Series: Stochastics Seminar

Form a multiset by including Poisson(1/k) copies of each
positive integer k, and consider the sumset---the set of all finite sums
from the Poisson multiset. It was shown recently that four such
(independent) sumsets have a finite intersection, while three have
infinitely many common elements. Uncoincidentally, four uniformly random
permutations will invariably generate S_n with asymptotically positive
probability, while three will not. What is so special about four? Not much.
We show that this result is a special case of the "ubiqituous" Ewens
sampling formula. By varying the distribution's parameter we can vary the
number of random permutations needed to invariably generate S_n, and,
relatedly, the number of Poisson sumsets to have finite intersection.
*Joint with Gerandy Brita Montes de Oca, Christopher Fowler, and Avi Levy.

Series: Stochastics Seminar

The bootstrap procedure is well known for its good finite-sample performance, though the
majority of the present results about its accuracy are asymptotic. I will study the
accuracy of the
weighted (or multiplier) bootstrap procedure for estimation of quantiles of a likelihood
ratio statistic.
The set-up is the following: the sample size is bounded, random observations are
independent,
but not necessarily identically distributed, and a parametric model
can be misspecified. This problem had been considered in the recent work of Spokoiny and
Zhilova (2015)
with non-optimal results. I will present a new approach improving the existing results.

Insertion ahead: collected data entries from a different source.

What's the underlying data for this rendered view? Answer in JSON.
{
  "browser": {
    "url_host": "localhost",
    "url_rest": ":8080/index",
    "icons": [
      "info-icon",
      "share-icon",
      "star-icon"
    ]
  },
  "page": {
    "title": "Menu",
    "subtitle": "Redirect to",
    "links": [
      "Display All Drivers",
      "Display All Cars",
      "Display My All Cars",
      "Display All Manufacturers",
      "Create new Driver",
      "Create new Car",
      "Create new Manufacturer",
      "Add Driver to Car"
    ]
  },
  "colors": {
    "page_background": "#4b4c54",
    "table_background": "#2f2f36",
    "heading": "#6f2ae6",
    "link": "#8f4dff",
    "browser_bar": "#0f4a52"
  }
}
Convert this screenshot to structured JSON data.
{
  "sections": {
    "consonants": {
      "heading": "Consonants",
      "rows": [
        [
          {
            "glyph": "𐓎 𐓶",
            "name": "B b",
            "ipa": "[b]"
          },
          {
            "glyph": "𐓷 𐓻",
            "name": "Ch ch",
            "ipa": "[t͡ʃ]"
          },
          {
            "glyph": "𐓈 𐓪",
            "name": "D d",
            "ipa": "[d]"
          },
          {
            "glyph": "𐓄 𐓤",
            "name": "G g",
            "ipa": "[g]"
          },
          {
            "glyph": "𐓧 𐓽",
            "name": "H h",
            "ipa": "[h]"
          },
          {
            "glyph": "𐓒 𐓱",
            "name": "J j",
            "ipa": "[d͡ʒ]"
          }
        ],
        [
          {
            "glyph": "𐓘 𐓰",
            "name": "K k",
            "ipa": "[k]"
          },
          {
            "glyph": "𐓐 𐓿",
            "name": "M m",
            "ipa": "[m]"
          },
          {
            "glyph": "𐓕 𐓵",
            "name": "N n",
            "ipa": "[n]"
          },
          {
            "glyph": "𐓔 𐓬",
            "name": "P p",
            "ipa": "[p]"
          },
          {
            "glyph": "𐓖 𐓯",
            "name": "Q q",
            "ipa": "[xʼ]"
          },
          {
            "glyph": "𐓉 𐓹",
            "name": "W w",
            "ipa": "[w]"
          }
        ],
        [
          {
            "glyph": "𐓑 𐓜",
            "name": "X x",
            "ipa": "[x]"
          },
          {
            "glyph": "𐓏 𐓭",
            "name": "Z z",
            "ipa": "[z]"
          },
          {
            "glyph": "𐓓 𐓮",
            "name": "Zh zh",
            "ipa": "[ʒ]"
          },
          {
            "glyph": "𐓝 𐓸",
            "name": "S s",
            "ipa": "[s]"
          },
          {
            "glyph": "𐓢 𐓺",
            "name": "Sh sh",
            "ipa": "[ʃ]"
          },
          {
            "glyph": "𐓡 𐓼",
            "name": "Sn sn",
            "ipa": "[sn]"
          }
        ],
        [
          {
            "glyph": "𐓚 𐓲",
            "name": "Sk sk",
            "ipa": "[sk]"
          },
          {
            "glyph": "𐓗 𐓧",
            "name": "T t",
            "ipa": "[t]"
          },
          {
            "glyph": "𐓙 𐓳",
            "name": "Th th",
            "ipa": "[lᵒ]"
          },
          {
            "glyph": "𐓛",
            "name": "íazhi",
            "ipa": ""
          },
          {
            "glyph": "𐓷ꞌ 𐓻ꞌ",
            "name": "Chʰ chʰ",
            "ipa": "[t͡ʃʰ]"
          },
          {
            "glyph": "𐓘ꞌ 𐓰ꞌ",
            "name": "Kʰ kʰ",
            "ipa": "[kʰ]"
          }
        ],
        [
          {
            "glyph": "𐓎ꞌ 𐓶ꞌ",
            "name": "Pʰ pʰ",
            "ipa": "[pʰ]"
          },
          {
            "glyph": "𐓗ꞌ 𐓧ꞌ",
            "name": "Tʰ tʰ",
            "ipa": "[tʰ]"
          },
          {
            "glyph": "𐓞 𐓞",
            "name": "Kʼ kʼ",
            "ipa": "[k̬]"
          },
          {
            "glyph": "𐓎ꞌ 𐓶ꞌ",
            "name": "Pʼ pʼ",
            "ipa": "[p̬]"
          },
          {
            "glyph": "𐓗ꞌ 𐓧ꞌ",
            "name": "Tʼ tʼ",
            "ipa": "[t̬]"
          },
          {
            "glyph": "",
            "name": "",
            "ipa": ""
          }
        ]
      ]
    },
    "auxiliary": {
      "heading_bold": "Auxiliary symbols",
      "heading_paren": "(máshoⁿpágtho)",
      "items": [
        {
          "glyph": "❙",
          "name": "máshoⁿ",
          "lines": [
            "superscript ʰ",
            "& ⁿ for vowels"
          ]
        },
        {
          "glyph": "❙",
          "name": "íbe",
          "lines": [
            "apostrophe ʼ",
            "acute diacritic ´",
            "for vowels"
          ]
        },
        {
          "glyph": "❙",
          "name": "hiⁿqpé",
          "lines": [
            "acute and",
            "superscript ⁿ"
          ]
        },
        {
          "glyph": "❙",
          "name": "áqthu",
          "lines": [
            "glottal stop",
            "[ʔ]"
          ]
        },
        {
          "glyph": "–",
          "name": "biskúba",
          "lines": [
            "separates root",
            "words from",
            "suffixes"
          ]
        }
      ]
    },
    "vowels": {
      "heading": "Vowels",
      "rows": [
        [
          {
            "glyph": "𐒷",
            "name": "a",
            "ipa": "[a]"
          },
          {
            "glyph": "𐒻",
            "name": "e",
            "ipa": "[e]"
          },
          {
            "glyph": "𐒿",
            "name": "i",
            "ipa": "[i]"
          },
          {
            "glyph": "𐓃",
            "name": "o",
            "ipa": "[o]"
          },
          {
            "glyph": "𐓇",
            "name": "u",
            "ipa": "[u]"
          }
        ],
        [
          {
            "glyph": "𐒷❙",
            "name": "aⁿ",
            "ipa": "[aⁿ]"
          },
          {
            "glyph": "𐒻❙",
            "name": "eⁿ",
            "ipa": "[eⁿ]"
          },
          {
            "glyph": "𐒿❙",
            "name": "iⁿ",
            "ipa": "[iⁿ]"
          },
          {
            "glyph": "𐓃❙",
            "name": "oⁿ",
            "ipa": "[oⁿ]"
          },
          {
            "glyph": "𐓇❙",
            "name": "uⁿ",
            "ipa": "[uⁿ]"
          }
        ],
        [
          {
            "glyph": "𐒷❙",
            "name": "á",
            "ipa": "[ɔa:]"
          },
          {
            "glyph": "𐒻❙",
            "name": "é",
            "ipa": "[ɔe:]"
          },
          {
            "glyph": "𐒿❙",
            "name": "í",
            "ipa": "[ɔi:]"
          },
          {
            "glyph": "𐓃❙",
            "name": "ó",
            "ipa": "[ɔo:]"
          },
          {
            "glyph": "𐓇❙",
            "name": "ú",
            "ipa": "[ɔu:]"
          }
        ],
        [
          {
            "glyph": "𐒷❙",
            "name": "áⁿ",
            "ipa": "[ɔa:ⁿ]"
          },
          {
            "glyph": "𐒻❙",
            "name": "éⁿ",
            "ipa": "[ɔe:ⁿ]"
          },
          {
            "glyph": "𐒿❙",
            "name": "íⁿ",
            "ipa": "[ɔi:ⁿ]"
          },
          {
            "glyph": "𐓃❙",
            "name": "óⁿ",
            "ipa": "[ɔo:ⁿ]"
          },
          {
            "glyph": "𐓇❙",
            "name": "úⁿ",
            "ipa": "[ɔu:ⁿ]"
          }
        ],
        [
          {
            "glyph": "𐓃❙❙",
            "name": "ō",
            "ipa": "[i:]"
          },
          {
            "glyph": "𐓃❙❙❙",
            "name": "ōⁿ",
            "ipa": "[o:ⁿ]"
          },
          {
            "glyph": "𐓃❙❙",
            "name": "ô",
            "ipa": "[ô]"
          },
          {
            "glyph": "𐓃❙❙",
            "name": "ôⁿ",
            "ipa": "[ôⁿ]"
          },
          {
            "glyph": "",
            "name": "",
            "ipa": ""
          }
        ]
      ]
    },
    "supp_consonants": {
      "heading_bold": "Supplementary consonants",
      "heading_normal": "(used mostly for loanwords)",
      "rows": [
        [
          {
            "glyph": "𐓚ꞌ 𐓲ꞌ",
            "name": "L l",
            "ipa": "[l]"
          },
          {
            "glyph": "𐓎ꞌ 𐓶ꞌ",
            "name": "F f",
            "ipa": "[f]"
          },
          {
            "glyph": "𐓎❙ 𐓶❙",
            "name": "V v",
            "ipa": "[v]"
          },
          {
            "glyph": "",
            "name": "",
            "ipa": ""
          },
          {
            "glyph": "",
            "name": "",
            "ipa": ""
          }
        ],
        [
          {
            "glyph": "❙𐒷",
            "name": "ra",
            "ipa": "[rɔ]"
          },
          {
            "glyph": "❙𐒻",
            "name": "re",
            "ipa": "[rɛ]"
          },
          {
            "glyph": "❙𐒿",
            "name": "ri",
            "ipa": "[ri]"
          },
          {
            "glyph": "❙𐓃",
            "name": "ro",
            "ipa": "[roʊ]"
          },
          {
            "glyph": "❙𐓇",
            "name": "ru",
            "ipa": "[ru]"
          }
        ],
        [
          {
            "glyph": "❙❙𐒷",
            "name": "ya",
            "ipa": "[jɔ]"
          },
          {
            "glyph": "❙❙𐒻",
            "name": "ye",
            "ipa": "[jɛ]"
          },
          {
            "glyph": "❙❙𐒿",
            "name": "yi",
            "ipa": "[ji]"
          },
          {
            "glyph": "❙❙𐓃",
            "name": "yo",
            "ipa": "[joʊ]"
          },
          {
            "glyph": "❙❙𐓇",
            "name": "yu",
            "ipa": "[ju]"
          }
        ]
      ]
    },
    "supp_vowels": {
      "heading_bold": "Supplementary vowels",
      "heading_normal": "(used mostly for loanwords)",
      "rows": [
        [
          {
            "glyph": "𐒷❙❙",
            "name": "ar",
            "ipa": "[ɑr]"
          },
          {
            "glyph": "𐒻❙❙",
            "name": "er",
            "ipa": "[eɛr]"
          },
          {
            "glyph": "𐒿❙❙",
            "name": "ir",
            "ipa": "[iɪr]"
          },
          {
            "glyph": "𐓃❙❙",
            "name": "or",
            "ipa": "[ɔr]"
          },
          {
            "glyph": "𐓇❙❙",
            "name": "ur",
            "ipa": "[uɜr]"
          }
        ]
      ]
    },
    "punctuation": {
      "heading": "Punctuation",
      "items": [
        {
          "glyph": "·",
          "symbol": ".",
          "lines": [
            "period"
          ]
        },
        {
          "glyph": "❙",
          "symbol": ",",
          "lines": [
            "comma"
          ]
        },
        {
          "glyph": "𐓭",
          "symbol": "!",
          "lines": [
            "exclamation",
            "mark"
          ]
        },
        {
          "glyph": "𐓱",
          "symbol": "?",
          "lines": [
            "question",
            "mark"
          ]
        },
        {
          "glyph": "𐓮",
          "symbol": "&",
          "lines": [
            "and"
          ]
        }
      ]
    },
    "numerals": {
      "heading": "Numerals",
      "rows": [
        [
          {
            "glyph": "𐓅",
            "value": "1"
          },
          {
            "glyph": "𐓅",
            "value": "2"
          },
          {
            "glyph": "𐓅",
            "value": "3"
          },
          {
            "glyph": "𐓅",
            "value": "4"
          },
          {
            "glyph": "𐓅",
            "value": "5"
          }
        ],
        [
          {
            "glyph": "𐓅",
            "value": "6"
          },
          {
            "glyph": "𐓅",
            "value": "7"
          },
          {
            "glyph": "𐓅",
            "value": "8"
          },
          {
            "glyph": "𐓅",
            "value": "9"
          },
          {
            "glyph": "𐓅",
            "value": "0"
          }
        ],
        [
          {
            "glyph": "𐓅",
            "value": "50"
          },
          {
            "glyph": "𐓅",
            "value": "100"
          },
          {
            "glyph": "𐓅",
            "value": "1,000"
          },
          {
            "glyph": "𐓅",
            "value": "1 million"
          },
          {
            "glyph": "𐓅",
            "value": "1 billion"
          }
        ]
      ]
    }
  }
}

Series: Stochastics Seminar

We look at a class of Hermitian random matrices which includes Wigner
matrices, heavy-tailed random matrices, and sparse random matrices such as
adjacency matrices of Erdos-Renyi graphs with p=1/N. Our matrices have real
entries which are i.i.d. up to symmetry. The distribution of entries
depends on N, and we require sums of rows to converge in distribution; it
is then well-known that the limit must be infinitely divisible.
We show that a limiting empirical spectral distribution (LSD) exists, and
via local weak convergence of associated graphs, the LSD corresponds to the
spectral measure associated to the root of a graph which is formed by
connecting infinitely many Poisson weighted infinite trees using a backbone
structure of special edges. One example covered are matrices with i.i.d.
entries having infinite second moments, but normalized to be in the
Gaussian domain of attraction. In this case, the LSD is a semi-circle law.

Series: Stochastics Seminar

Motivated by problems in turbulent mixing, we consider stochastic perturbations of geodesic flow for left-invariant metrics on finite-dimensional Lie groups. We study the ergodic properties and provide criteria that ensure the Hormander condition for the corresponding Markov processes on phase space. Two different types of models are considered: the first one is a classical Langevin type perturbation and the second one is a perturbation by a “conservative noise”. We also study an example of a non-compact group. Joint work with Vladimir Sverak.